Poster Presentation Clinical Oncology Society of Australia Annual Scientific Meeting 2017

Small Animal Radiation Research Platform (SARRP): Aiding the optimisation of combined therapy for brain cancer (#143)

Kelly McKelvey 1 2 3 , Amanda Hudson 1 2 3 , Helen Wheeler 1 2 3 4 , Connie Diakos 2 3 4 , Michael Back 1 4 , Viive Howell 1 2 3
  1. Sydney Neuro-Oncology Group, North Shore Private hospital, St Leonards, NSW, Australia
  2. Sydney Vital, Translational Cancer Research, Royal North Shore Hospital, St Leonards, NSW, Australia
  3. Bill Walsh Translational Cancer Research Laboratory, NCS-SMS University of Sydney & NSLHD Research (Kolling Institute), St Leonards, NSW, Australia
  4. Northern Sydney Cancer Centre, Royal North Shore Hospital, St Leonards, NSW, Australia


The Small Animal Radiation Research Platform (SARRP; Xstrahl, USA) is a miniaturised version of irradiators used in Oncology Departments around the world. Our aim is to use the SARRP on laboratory animals to replicate patient radiation therapy regimens and examine how radiation affects the inflammatory response during treatment.

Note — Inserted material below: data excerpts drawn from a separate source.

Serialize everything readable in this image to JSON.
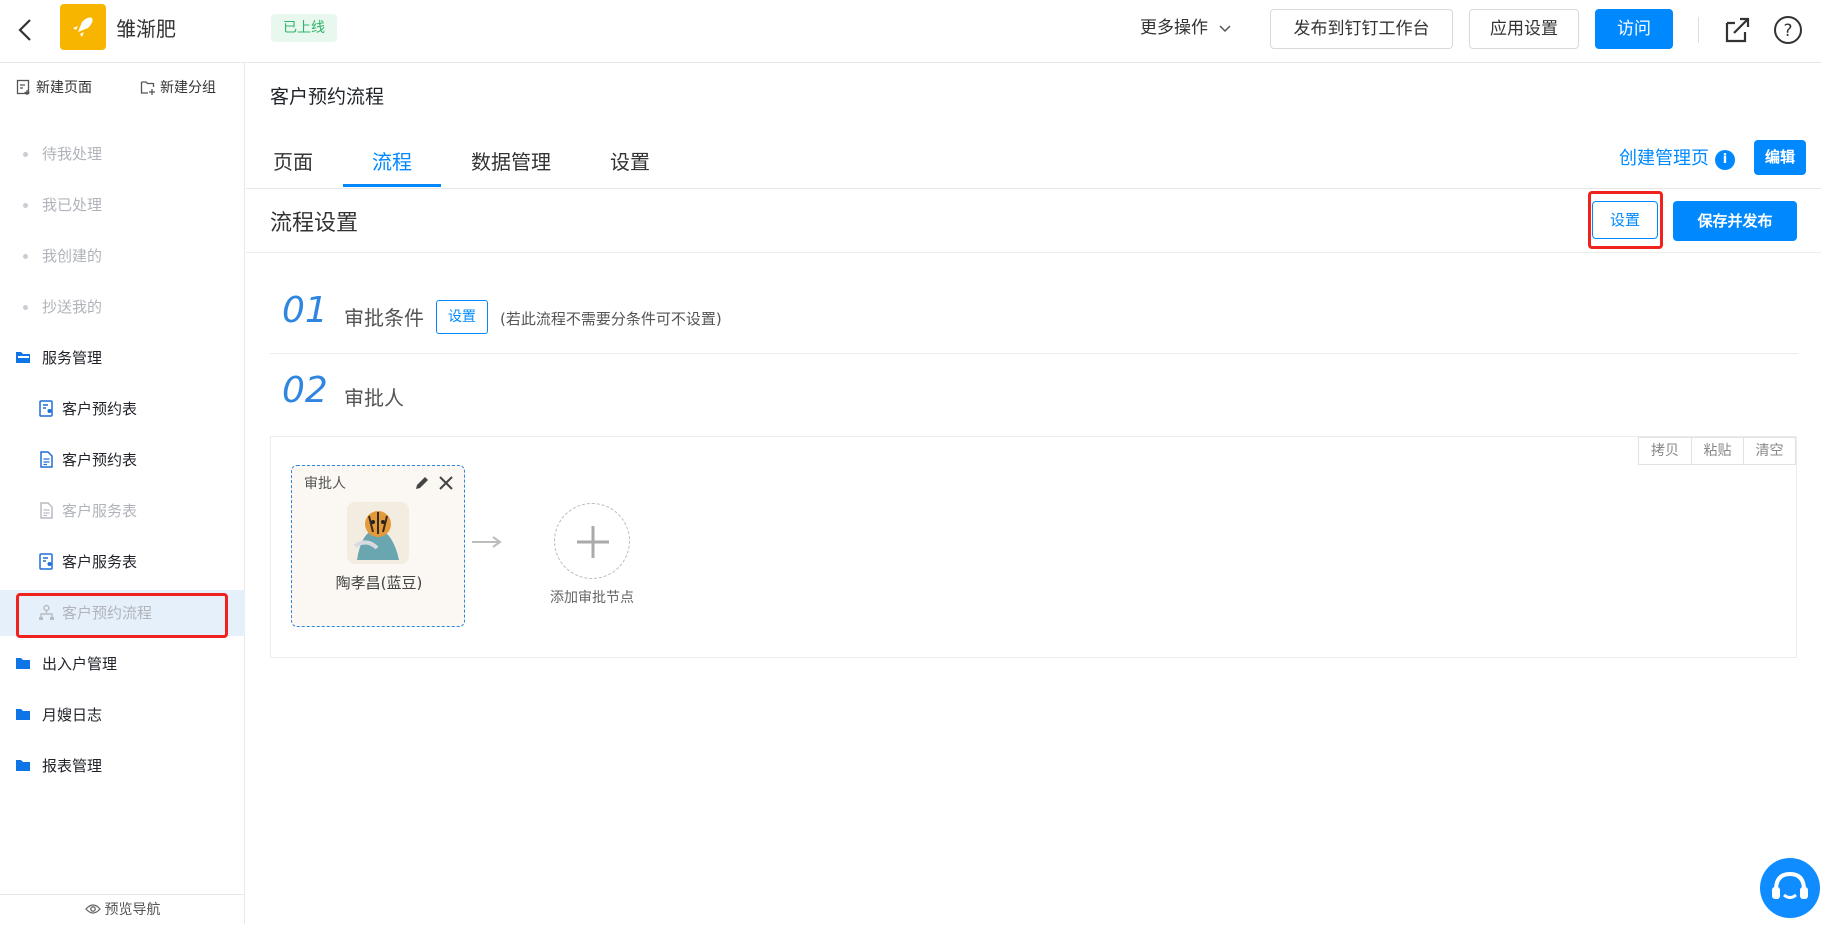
{
  "header": {
    "app_name": "雏渐肥",
    "status_tag": "已上线",
    "more_ops_label": "更多操作",
    "publish_label": "发布到钉钉工作台",
    "app_settings_label": "应用设置",
    "visit_label": "访问"
  },
  "sidebar": {
    "new_page": "新建页面",
    "new_group": "新建分组",
    "items": [
      {
        "label": "待我处理"
      },
      {
        "label": "我已处理"
      },
      {
        "label": "我创建的"
      },
      {
        "label": "抄送我的"
      },
      {
        "label": "服务管理"
      },
      {
        "label": "客户预约表"
      },
      {
        "label": "客户预约表"
      },
      {
        "label": "客户服务表"
      },
      {
        "label": "客户服务表"
      },
      {
        "label": "客户预约流程"
      },
      {
        "label": "出入户管理"
      },
      {
        "label": "月嫂日志"
      },
      {
        "label": "报表管理"
      }
    ],
    "preview_nav": "预览导航"
  },
  "main": {
    "page_title": "客户预约流程",
    "tabs": [
      {
        "label": "页面"
      },
      {
        "label": "流程"
      },
      {
        "label": "数据管理"
      },
      {
        "label": "设置"
      }
    ],
    "active_tab": "流程",
    "create_mgr_label": "创建管理页",
    "info_symbol": "i",
    "edit_label": "编辑",
    "flow_title": "流程设置",
    "settings_label": "设置",
    "save_publish_label": "保存并发布",
    "steps": [
      {
        "num": "01",
        "title": "审批条件",
        "button": "设置",
        "note": "(若此流程不需要分条件可不设置)"
      },
      {
        "num": "02",
        "title": "审批人"
      }
    ],
    "toolbar": [
      "拷贝",
      "粘贴",
      "清空"
    ],
    "node": {
      "label": "审批人",
      "approver_name": "陶孝昌(蓝豆)"
    },
    "add_node_label": "添加审批节点"
  },
  "colors": {
    "primary": "#0089ff",
    "highlight_red": "#f0221d",
    "status_green": "#2fb36a",
    "logo_yellow": "#f7b500"
  }
}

The SARRP uses cone-beam computed tomography (CBCT) and bioluminescent tomography (BLT) to pinpoint the precise anatomical location of a tumour in laboratory animals. Focal irradiation from a 0.5 mm diameter circle to whole body irradiation can be applied in fixed or dynamic X, Y, Z, θ (360o) planes to replicate conformal patient therapy.

Using a bioluminescent intracranial mouse model of glioblastoma (called Gl261-Fluc) we will assess the inflammatory response to combined radiation, chemotherapy and check point immunotherapy. For example, 2 Gy/day X-ray radiation for 5 days, 200 mg/m2/day Temozolomide for 5 days, and 10 mg/kg anti-PD-1mAb every 2 weeks to mimic patient regimens. We are also developing a biopsy and surgical resection method to complete this model for all treatment modalities currently available to patients.


We expect to utilise this mouse model of glioblastoma and the SARRP to advance knowledge of the tumour microenvironment and inflammatory response to cancer; optimise and tailor therapies for brain cancer; and to develop treatment regimens that minimise tissue damage and immune-related adverse events to combined therapy, which are associated with poorer patient outcomes.


The SARRP is an integral piece of pre-clinical research technology to aid in the development of combined therapy for brain cancer and guide clinical trial protocols. Incorporation into a research pipeline will accelerate preclinical studies to improve the cancer experience, quality of life, and survival of patients.